Шрифт:
Закладка:
— Я… знаю, — наконец, медленно выговорила дану. — Я… не понимаю, что это значит, — она растерянно провела рукой по лицу. — Я помню, что понимала, — в ее голосе скользнуло неудовольствие.
Хотя бы так. Хотя бы неудовольствие, хотя бы любопытство, хотя бы что-то, на волос, на соломинку, на миллиметр. Вивиан, Вивьен, Вивиана. Мирддин наклонился, заглядывая ей в лицо и пытаясь поймать взгляд.
— Это значит — я хочу, чтобы ты жила. Жила, а не функционировала, понимаешь? Чтобы ты жила, чтобы ты раскрывалась, чтобы ты была счастлива. И я хочу быть с тобой. Чтобы были ты, я и вселенная, взахлеб, в полную силу. — Он поймал ее ладонь и поднес к губам. Тонкие пальцы, холодная кожа, темная прядь у виска, тень от высоких скул, белое горло, неподвижная точка в светлых глазах. — Я помню, как все было. Я могу передать тебе.
Перелить забытое, разделить утраченное, и прошлое опять станет общим.

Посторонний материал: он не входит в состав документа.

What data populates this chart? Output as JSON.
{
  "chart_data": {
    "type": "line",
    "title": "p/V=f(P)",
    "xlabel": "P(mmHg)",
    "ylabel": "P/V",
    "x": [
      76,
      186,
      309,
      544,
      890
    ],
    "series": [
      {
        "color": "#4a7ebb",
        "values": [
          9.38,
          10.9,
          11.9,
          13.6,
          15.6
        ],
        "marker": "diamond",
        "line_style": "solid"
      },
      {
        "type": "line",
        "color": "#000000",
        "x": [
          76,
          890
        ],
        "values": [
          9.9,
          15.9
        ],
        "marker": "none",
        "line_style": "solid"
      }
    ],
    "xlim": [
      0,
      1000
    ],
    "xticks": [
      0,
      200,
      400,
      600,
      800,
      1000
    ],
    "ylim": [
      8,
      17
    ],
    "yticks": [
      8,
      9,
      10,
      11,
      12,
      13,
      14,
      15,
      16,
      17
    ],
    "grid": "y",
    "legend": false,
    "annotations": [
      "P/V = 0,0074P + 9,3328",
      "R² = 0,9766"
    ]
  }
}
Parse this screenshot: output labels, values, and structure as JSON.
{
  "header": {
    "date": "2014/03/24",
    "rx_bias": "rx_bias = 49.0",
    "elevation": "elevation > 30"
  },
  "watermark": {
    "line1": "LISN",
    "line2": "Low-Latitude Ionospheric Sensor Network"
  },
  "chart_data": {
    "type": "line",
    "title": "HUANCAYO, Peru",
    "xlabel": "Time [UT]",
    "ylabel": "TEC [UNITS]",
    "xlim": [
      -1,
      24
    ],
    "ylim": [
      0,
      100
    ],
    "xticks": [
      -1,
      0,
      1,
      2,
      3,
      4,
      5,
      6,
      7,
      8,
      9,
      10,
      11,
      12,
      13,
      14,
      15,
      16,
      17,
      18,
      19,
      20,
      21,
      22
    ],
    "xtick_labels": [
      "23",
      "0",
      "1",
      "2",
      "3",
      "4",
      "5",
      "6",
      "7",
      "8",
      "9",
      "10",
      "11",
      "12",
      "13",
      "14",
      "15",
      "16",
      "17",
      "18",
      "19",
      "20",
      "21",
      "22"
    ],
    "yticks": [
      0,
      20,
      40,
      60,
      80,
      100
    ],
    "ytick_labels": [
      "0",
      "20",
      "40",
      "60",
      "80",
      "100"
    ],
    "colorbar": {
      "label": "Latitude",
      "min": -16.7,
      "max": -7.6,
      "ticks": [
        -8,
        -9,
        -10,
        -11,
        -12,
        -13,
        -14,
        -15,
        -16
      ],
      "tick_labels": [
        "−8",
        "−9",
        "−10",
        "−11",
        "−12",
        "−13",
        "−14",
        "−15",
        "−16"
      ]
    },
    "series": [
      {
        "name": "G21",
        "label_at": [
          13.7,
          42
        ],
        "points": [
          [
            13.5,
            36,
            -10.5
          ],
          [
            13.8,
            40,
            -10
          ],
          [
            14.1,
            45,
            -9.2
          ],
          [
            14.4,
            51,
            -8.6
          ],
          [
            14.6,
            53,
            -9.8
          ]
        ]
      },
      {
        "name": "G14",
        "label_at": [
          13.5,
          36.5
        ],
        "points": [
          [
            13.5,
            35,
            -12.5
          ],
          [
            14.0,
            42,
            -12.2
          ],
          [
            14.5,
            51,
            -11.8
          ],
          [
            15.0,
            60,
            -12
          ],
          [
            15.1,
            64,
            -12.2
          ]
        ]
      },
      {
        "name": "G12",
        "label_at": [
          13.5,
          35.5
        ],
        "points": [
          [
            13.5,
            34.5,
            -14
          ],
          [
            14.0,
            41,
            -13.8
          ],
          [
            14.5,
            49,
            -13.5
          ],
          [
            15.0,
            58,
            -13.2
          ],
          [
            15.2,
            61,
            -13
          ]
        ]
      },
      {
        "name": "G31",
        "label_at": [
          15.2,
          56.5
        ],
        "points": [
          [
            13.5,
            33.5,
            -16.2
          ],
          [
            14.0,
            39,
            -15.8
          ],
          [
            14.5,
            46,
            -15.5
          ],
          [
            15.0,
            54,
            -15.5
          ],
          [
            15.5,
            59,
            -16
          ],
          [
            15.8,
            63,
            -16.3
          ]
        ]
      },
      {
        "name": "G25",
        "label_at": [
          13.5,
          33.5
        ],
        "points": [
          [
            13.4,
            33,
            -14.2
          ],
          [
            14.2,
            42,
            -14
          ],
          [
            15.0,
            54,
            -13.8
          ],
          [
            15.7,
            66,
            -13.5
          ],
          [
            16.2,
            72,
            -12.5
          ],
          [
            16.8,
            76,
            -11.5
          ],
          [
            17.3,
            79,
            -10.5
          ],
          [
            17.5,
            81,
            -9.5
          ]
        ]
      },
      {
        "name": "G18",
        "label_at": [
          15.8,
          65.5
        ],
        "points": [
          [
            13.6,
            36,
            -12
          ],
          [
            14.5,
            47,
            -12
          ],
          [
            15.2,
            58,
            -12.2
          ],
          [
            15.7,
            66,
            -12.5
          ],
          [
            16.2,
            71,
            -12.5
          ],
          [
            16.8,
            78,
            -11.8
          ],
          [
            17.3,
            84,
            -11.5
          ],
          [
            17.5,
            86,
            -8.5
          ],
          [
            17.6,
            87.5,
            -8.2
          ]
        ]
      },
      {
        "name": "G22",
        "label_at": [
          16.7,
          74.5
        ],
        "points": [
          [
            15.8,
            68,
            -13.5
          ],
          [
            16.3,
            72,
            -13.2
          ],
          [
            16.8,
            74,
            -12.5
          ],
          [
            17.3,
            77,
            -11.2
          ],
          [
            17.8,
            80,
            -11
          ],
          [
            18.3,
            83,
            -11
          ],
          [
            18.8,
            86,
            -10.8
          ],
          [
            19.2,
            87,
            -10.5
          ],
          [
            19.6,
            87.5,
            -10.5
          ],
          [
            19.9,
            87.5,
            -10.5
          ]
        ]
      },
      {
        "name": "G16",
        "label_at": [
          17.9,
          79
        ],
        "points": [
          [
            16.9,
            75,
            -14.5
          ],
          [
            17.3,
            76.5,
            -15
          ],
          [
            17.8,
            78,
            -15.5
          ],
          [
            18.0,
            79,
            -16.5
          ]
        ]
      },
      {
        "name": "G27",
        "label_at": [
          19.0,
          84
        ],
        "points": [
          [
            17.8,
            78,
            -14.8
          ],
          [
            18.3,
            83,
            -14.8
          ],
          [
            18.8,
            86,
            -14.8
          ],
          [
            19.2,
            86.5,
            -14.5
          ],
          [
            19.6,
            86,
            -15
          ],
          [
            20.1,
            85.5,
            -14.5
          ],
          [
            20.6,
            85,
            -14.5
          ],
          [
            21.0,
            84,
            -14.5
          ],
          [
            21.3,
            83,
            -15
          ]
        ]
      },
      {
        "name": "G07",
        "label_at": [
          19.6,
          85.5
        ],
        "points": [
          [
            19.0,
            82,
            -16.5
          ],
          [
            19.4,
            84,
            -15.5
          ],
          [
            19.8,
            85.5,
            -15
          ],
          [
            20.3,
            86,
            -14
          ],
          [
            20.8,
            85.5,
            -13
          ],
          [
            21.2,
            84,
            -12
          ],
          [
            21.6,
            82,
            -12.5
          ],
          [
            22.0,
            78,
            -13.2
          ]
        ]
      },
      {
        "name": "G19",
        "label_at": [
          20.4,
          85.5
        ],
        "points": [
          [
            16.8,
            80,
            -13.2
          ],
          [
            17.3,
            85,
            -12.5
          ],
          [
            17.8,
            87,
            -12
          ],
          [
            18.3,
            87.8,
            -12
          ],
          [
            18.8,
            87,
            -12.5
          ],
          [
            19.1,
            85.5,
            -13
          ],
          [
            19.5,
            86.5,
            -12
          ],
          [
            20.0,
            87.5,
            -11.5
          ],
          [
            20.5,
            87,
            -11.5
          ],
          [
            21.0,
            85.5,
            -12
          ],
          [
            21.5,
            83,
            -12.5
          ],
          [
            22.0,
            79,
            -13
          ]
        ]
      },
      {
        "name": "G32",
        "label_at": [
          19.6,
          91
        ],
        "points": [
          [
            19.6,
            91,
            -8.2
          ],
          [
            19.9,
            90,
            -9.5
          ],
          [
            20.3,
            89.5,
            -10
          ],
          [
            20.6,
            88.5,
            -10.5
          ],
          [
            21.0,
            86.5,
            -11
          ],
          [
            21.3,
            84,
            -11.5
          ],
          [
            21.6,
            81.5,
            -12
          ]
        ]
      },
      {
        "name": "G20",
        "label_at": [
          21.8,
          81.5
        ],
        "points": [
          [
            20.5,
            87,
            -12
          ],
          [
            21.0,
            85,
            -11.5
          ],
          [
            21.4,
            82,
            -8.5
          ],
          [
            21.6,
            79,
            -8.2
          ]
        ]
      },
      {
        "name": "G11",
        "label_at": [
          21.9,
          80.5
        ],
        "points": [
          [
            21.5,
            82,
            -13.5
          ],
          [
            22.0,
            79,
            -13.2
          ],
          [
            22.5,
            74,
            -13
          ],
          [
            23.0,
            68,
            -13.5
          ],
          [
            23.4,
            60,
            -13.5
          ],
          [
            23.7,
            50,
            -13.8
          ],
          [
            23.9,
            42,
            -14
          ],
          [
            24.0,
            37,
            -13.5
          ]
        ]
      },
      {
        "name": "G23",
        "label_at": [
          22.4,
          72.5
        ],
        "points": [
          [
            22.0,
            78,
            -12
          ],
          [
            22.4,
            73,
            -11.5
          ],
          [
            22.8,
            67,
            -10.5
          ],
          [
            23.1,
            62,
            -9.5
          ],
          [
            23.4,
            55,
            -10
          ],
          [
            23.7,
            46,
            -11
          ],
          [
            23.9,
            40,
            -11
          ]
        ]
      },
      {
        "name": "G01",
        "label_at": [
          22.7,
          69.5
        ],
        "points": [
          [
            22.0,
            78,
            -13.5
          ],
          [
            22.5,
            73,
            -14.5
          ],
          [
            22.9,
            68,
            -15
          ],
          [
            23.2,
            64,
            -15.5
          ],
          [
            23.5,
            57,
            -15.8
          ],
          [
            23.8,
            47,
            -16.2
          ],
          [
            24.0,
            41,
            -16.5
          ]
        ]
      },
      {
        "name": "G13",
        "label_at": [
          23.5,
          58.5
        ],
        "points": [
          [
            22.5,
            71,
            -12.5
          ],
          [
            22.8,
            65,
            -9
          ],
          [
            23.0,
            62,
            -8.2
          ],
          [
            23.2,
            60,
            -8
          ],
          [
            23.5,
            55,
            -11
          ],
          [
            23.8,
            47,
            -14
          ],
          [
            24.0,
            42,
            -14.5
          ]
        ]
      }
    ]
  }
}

И все станет хорошо, все станет по-прежнему.
Дану высвободилась.
— Ты… считал по-другому, — медленно сказала она.
Мирддин зажмурился:
— Да. Нет. Не так. Это… это человеческое, — торопливо заговорил он. — Люди носят в себе фир болг. Я не могу сделать так, чтобы этого не было. Я не могу изменить, кто я, я могу только постараться выбрать правильно.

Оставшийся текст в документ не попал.